Just in time for Christmas!
The spacet.me Labs is proud to present…
Carols in Harmony, a web-based application, lets you practice singing famous Christmas hymns in four-part choir, composed of Soprano, Alto, Tenor, and Bass voices. Using Google Chrome or Firefox on your desktop, select the song you want to sing…
The notes will be displayed on-screen. You can choose which part to listen or practice. Click on the blank area to play, and a synthesizer will start playing the notes.
In listen mode, the application will play your part. In practice mode, the application will play the other parts and let you sing your part.
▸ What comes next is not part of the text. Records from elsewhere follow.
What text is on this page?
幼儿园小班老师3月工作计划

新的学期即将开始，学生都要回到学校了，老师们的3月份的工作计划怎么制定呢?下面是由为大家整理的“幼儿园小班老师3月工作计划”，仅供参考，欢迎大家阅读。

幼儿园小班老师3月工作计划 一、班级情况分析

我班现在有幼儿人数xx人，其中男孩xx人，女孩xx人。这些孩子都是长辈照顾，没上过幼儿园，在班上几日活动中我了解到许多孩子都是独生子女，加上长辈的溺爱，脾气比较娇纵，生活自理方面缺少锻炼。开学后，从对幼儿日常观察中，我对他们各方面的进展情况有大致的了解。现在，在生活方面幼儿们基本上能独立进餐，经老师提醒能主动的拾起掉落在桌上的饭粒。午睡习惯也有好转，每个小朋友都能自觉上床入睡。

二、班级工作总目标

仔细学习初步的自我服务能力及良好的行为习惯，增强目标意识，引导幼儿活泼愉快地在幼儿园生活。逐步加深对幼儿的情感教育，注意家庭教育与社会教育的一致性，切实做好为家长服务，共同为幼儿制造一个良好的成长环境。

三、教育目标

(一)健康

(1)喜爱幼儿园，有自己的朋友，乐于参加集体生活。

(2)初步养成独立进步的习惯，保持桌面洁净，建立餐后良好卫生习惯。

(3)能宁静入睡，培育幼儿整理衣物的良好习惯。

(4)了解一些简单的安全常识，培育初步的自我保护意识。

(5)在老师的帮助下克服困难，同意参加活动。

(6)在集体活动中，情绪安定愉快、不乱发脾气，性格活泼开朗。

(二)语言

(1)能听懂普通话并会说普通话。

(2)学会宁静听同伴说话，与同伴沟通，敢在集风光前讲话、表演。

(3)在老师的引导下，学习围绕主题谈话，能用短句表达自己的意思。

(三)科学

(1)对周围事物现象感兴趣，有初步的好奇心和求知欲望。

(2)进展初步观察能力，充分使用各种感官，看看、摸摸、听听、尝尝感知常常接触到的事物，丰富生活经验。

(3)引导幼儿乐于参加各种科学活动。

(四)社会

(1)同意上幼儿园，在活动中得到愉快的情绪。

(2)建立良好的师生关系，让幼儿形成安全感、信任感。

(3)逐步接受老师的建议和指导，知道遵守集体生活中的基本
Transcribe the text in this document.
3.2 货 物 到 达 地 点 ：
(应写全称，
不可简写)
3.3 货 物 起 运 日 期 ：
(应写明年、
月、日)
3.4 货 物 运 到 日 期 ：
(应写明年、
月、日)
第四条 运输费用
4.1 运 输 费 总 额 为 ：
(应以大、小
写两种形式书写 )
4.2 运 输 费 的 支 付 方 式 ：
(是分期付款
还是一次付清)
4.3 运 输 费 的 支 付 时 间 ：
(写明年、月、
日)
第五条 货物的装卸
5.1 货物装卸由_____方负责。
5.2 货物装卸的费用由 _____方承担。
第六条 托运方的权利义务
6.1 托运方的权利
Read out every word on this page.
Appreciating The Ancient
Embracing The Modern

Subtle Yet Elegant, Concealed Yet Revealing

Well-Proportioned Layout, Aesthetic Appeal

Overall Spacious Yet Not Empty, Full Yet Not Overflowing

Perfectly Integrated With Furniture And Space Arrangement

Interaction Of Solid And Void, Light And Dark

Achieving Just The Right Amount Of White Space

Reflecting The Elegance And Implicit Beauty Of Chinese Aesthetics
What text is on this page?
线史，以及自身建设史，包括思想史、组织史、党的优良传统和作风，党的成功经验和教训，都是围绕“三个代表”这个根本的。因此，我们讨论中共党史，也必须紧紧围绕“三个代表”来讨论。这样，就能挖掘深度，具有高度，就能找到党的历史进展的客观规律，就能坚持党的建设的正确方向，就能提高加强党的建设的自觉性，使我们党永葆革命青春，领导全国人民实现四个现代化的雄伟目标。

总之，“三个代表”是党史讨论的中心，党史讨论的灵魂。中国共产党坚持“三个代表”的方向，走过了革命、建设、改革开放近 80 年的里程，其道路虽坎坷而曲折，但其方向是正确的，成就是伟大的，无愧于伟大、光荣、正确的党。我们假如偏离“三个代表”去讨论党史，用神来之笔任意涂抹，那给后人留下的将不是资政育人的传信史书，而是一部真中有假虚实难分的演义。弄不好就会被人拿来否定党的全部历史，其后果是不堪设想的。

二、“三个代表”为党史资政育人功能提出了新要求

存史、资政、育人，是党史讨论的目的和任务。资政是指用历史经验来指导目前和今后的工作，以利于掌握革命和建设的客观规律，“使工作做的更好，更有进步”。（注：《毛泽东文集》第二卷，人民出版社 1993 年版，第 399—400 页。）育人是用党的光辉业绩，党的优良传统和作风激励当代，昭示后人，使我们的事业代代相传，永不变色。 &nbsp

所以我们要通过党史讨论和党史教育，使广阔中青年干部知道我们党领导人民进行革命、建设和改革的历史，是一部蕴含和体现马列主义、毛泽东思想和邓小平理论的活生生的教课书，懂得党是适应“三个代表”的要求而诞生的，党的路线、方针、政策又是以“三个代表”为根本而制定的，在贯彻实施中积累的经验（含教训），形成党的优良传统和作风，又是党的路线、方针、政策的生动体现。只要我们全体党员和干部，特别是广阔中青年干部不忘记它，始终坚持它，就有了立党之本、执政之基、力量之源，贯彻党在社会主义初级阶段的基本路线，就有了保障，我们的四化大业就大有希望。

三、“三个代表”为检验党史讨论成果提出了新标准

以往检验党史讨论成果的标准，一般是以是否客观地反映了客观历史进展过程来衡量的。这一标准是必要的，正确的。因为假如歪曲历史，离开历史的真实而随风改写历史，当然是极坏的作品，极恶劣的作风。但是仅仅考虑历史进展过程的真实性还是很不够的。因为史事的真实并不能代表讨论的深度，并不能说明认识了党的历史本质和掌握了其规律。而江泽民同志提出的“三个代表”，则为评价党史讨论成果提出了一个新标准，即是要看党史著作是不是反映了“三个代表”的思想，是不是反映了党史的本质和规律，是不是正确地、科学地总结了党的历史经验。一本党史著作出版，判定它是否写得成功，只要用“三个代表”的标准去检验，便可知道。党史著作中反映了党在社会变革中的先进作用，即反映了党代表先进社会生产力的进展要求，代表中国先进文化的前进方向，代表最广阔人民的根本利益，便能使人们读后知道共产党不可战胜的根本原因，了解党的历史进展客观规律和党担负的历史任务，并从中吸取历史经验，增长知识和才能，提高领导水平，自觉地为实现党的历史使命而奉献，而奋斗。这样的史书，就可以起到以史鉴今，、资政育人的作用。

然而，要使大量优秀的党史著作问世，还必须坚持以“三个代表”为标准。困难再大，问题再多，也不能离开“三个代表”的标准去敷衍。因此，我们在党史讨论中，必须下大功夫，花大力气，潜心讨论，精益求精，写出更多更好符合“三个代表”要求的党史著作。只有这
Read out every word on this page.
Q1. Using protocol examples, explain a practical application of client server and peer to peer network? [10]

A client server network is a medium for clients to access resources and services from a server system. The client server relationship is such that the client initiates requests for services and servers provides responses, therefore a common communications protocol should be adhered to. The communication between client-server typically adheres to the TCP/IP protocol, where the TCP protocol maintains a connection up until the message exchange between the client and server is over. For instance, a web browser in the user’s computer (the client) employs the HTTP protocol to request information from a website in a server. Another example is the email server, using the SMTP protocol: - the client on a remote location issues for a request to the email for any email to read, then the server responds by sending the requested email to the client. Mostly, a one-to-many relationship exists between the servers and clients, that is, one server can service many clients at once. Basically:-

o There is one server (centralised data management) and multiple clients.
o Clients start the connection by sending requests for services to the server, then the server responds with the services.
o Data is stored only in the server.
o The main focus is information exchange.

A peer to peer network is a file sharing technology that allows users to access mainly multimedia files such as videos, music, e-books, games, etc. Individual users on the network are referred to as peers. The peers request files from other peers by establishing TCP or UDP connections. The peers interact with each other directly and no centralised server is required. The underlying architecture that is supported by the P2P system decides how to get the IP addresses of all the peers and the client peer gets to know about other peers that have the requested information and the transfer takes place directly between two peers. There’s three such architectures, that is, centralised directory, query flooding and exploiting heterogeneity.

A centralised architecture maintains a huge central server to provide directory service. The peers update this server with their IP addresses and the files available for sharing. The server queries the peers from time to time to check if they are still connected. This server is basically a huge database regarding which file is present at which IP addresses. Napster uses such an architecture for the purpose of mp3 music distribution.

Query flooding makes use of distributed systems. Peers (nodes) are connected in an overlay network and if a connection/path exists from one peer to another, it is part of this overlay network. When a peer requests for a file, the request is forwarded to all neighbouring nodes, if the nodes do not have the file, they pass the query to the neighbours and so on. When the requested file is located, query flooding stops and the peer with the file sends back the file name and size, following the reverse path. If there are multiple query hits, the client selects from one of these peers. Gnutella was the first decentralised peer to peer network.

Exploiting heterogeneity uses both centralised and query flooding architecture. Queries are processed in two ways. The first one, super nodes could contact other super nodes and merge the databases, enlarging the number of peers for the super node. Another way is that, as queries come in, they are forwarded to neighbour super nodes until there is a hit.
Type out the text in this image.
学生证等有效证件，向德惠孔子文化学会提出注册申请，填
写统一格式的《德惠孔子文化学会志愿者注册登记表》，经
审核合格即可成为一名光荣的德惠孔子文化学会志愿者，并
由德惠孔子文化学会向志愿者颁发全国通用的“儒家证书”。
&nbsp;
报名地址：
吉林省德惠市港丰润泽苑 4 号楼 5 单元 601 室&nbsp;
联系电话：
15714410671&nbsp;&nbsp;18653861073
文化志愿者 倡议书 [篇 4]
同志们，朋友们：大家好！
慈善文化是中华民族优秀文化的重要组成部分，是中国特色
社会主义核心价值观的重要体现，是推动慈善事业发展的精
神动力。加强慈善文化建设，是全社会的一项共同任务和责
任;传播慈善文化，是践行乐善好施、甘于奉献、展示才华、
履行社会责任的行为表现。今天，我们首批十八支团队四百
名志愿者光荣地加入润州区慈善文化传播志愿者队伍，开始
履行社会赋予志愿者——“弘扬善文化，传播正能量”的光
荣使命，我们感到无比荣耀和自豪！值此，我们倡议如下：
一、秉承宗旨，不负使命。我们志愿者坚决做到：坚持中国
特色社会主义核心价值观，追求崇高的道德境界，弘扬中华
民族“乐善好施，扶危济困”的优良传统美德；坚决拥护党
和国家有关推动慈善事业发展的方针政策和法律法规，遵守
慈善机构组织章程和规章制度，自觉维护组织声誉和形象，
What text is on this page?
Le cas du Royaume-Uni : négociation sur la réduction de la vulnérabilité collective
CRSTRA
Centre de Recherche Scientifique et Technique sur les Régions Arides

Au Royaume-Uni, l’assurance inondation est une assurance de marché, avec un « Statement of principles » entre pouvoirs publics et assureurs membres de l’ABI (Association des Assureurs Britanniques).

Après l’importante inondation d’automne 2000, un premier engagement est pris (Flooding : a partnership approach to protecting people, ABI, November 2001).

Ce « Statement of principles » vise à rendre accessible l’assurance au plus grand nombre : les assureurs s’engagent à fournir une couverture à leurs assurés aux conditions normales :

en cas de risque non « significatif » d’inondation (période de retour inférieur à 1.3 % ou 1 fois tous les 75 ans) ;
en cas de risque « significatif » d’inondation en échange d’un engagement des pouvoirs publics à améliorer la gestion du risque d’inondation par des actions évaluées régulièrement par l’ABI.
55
If you allow the app to access your microphone, it will also listen to your voice and shows whether you sang the correct note or not. If you sang correctly, the note will become green.
Unlike some other singing games like The Voice, in Carols in Harmony you also have to sing the correct octave.
As with other experiments of spacet.me Labs, this application is free and open source. You can check out its source code on GitHub. The rest of this article will describe how it works and how this application is built.
The Human Voice
When we sing, we emit sound waves, which is heard from the microphone. Here, I just tried to sing the Bass C note (C3) into the microphone:
Above is a sample of how my voice looks like over a period of 0.0464 seconds. Fortunately, just that is enough to determine which note and which octave I am singing!
I’m not a math expert, but speaking mathematically, you can say that it’s a function of time — f(t).
One amazing fact is that this kind of wave function can be decomposed into a a sum of multiple sine waves of different frequencies and amplitudes — effectively resulting in a function of frequency, f̂(ω). This GIF explains it best:
Using a Fast Fourier Transform algorithm, I can turn my voice into frequency domain. Now, here’s how it looks like.
Usually, sounds are composed of a fundamental frequency, which is the lowest. You can see above that the fundamental frequency is near the C3 note.
Now, there are more. The first harmonic is 2 times the fundamental frequency. The second harmonic is 3 times the fundamental. The third harmonic, 4 times. And so on.
For comparison, here’s me singing the Treble C note (C5, two octaves above the Bass C):
To implement that in web application, we have to use a combination of:
- getUserMedia API to gain access to the microphone.
- Web Audio API to perform sound analysis. It is already capable of doing FFT analysis using an AnalyserNode.
So all we have to do is to wire them together, and find some algorithm to detect the fundamental frequency from the FFT analysis result:
The algorithm I used is simple and naive: I just iterate from A0 to C7, collecting the amplitudes of fundamental frequency and some harmonic frequencies. Then I choose the note that has maximum combined amplitude. The code is in microphone.js.
The notes to sing are loaded from a MIDI file, loaded via Ajax. The MIDI file contains notes for each voice on each channel, ranging from Channel 1 (Soprano) to Channel 4 (Bass).
MIDIFile library is capable of decoding and extracting events from a MIDI file. These events are used to construct a list of notes, which is displayed on-screen, and is played through a sequencer.
Upon playing, a Sequencer is initiated with events to play. “Bass, stop! Bass, start playing C#3! Alto, stop! Alto, start playing G#3! …” The sequencer would command the Voice objects as the song progresses.
Each Voice object in turn receives start and stop commands, and controls a simple synthesizer (just simple oscillators) to play sound on the audio device. For simplicity, two GainNodes are used. The first one is for automating the volume when note is on and off. The second one is for controlling the voice’s volume when switching mode.
The User Interface
The welcome page is built with jQuery, since it is a very simple view, and does not need complex data binding.
The lyrics view is built with React. Because the user interface is quite complex (need to be able to switch between languages and verses). With React, I just read the state of the application (available languages and verses, current language, current verse, lyric texts) and transform them into Virtual DOM nodes. React then manipulates the DOM on the page efficiently to make it match the given Virtual DOM.
The on-screen notes display was first built with React, but it is too slow for this use case. I then replaced it with my own lightweight DOM rendering library. It is custom built so that React components can be easily ported. I hope someday I will be able to elaborate more on that.
Package Management and Build Tool
In another project, I tried webpack, a module bundler. It integrates nicely with npm modules and ES6 (using 6to5-loader). However, the script must be pre-compiled into a bundle before it can be used, but it has very good debugging support, and comes with a very nice build tool and development server. So now I like webpack better.
Building this project not only helped me to train my voice for this year’s Christmas Caroling, but also let me explore about sound analysis and taught me about building applications using ES6 for running in today’s browsers.
This project is probably the last experiment of spacet.me Labs in 2014. There will a big project coming up next year.
Have a Merry Christmas, and a Happy New Year. May God bless you and give you hope throughout 2015!